Solving Treg Differentiation Questions with -1 Power

[Mspike6]

I got 2 questions

First:
y= Cos³(5x²-6)

Solution :
Y' = 3cos²(5x²-6)(-sin(5x²-6))(10x)
y'= 30xCos²(5x²-6)(-sin(5x²-6))

Is the correct ?


Second
Y=3sin⁴(2-x)^-1

I don't understand what do i have to do with the -1 (the power to the bracket )
so i add it to the 4 (the power of sin ) ?

am not sure


Any help is appreciated

 

[rl.bhat]

(2-x)^-1 = 1/(2-x) = u. So y = 3*sin^4(u)
Now what is the derivative of 1/(2-x)?

 

[HallsofIvy]

I got 2 questions

First:
y= Cos³(5x²-6)

Solution :
Y' = 3cos²(5x²-6)(-sin(5x²-6))(10x)
y'= 30xCos²(5x²-6)(-sin(5x²-6))

Is the correct ?

Yes, that is correct.

Second
Y=3sin⁴(2-x)^-1

I don't understand what do i have to do with the -1 (the power to the bracket )
so i add it to the 4 (the power of sin ) ?

am not sure


Any help is appreciated

That's a very peculiar notation.

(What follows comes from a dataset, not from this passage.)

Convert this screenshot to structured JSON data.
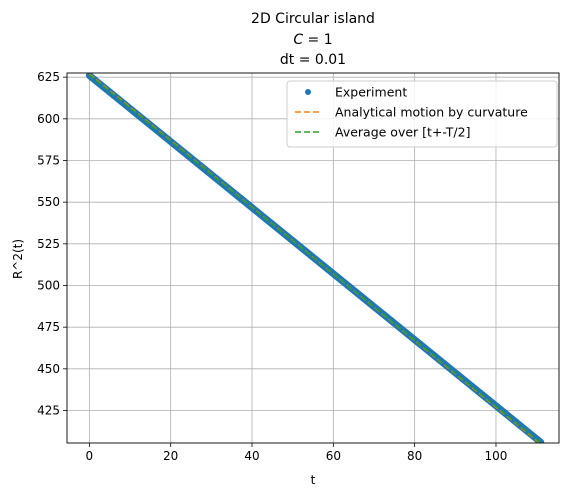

It would be better with an additional pair of parentheses:
Y= 3 sin^2((2-x)^{-1})
That is, it is the (2- x) that is taken to the -1 power, not "sin".

 

[Mspike6]

Thankv you guys

So it will be

y' = 12 sin³[(2-x)^-1] Cos[(2-x)^-1](-1)(2-x)^-2(-1)

right?